By combining a clear vision, a defined set of intended outcomes, prioritized customer journeys, and an agile delivery model with enhanced digital talent, the department achieved a significant lift in productivity, and won a national award for customer experience in the public sector in 2021.
Capture the benefits
Leaders of successful organizations are intentional and precise about the outcomes they want to achieve, and they rigorously measure progress at every step of implementation. A strong business case defines clear productivity benefits, which usually include enhanced output, greater customer satisfaction, and reduced cost. Specific objectives should be decided by the leadership team committed to realizing them.

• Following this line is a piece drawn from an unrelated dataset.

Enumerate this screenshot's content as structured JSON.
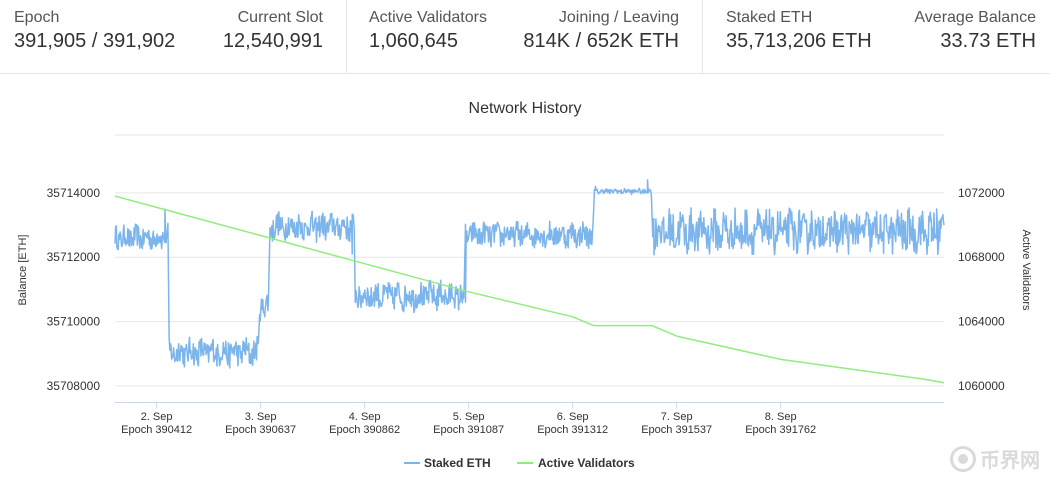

When they are guided by the results of the design thinking process and insights from data analysis, leaders can evaluate trade-offs and make clear, informed decisions about what outcomes to measure. Once they define objectives and key results and communicate these to the organization, they should embed them into operational targets and change management practices to ensure they are delivered.
The organizations described in the previous sections ensured they captured the benefits of their customer-centric productivity transformations using the following methods:
- The leadership team of the North American government agency defined its vision as delivering a customer experience on par with those in the private sector. They then focused on identifying the main pain points and challenges for users and designing solutions to improve the areas that were most important to achieving the vision. The agency’s customer trust score increased by 40 percent, and its employee favorability rank rose from the tenth to the third decile among national government agencies.
- The airline’s delay and compensation pilot demonstrated that it could double its productivity. The team developed a real-time tracker to identify the most important customers to retain, and the customer-service team embedded this prioritization in its processes. To measure progress, the teams jointly defined key performance indicators such as the volume of contacts, customer satisfaction scores, and scores measuring the likelihood of attrition.
- The North American government department’s leadership team measured its progress in improving the customer experience and increasing productivity by tracking a series of focused leading and lagging indicators. This included a composite metric for the quality of the customer experience and time savings as a proxy for productivity.
The need for change is clear, given citizen expectations of a great customer experience grounded in digital services and the increasing pressure on public finances. Proven tools and methods are available to help agencies think like their customers, realize value through data analysis, build a responsive and resilient organization, and define measurable objectives with accountability for results. By deploying the four critical practices described, public-sector organizations can begin to overcome the challenges that have previously stymied such efforts at increasing digital productivity.